Is there a flag to enable tensor cores? No speedup from FP16

On my RTX 2080ti, dot products are no faster with FP16 than with FP32 (and the former is 4 times slower than equivalent PyTorch). Is there some flag or environment variable that I’m missing?

import mxnet as mx
import numpy as np
import time

n = 2**14

ctx = mx.gpu(0)
dtype = np.float16

with ctx:
    a = mx.nd.zeros((n, n), dtype=dtype)
    b = mx.nd.zeros((n, n), dtype=dtype)
    c = mx.nd.zeros((n, n), dtype=dtype)


tic = time.time()
for _ in range(100):
    mx.nd.dot(a, b, out=c)
    res = float(c[0, 0].asscalar()) # "use" the result
print(time.time() - tic)

(This outputs about 60 for either dtype)

I tried these environment variables (after looking at the source code), but they make no difference in terms of speed. CuDNN is version v7600, apparently.
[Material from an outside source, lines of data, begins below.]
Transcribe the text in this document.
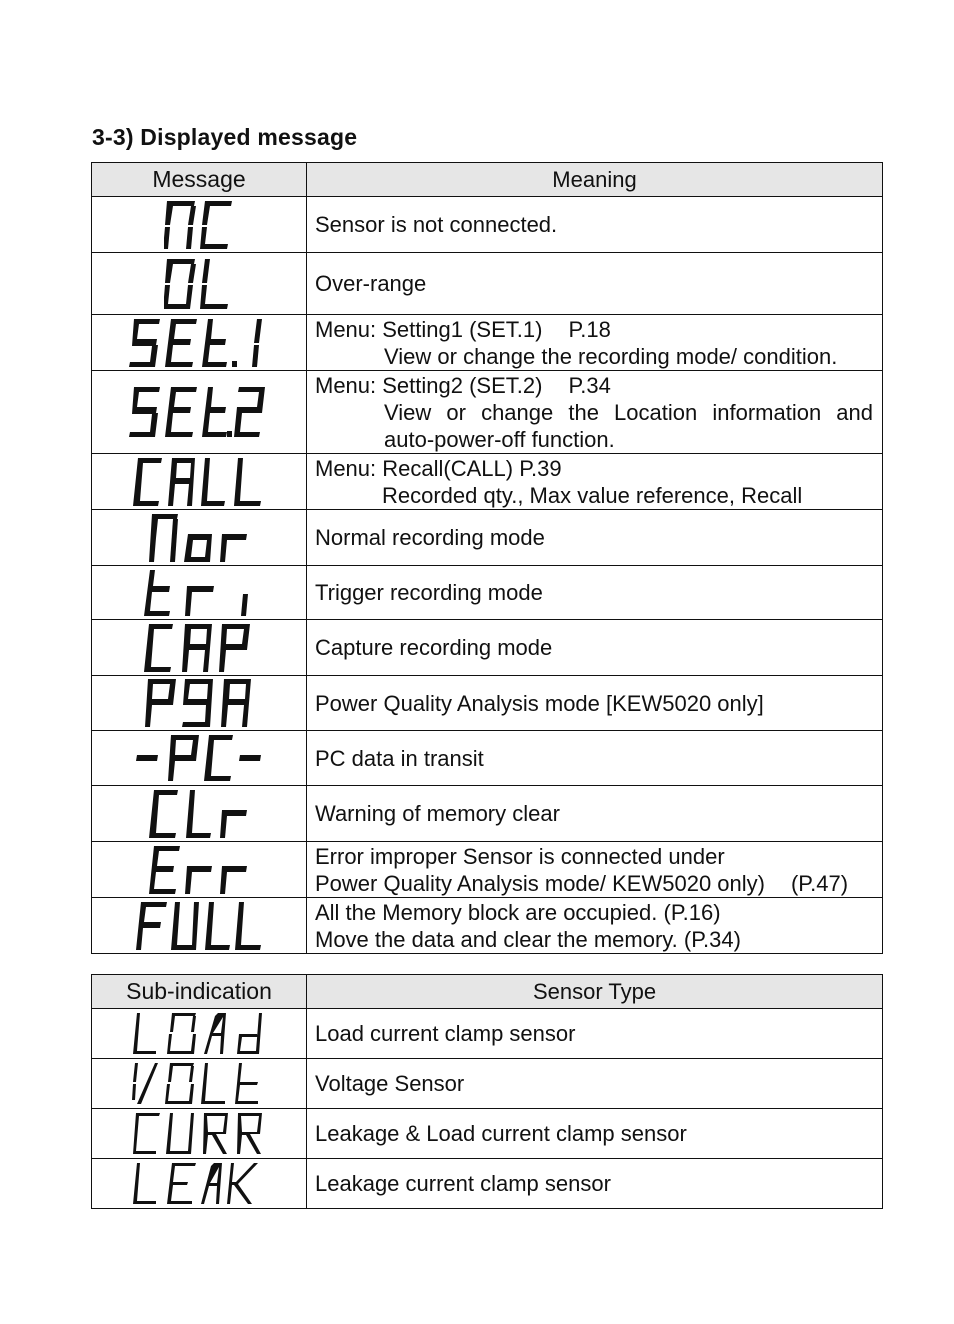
3-3) Displayed message
Message	Meaning

Sensor is not connected.

Over-range

Menu: Setting1 (SET.1) P.18
View or change the recording mode/ condition.

Menu: Setting2 (SET.2) P.34
View or change the Location information and
auto-power-off function.

Menu: Recall(CALL) P.39
Recorded qty., Max value reference, Recall

Normal recording mode

Trigger recording mode

Capture recording mode

Power Quality Analysis mode [KEW5020 only]

PC data in transit

Warning of memory clear

Error improper Sensor is connected under
Power Quality Analysis mode/ KEW5020 only) (P.47)

All the Memory block are occupied. (P.16)
Move the data and clear the memory. (P.34)
Sub-indication	Sensor Type

Load current clamp sensor

Voltage Sensor

Leakage & Load current clamp sensor

Leakage current clamp sensor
CUDNN_LOGINFO_DBG=1 CUDNN_LOGDEST_DBG=stdout MXNET_CUDA_ALLOW_TENSOR_CORE=1 MXNET_CUDA_TENSOR_OP_MATH_ALLOW_CONVERSION=1

Tried your code on my volta, float16 gave me 8.9s while float32 gave me 61.7s. You might need to profile it.
On 2080Ti with MXNet 1.6:

  • FP16: 9.2s
  • FP32 56.56.

how do you install mxnet? by pip or build from source

Build from the source. Or you can try NVIDIA NGC MXNet container.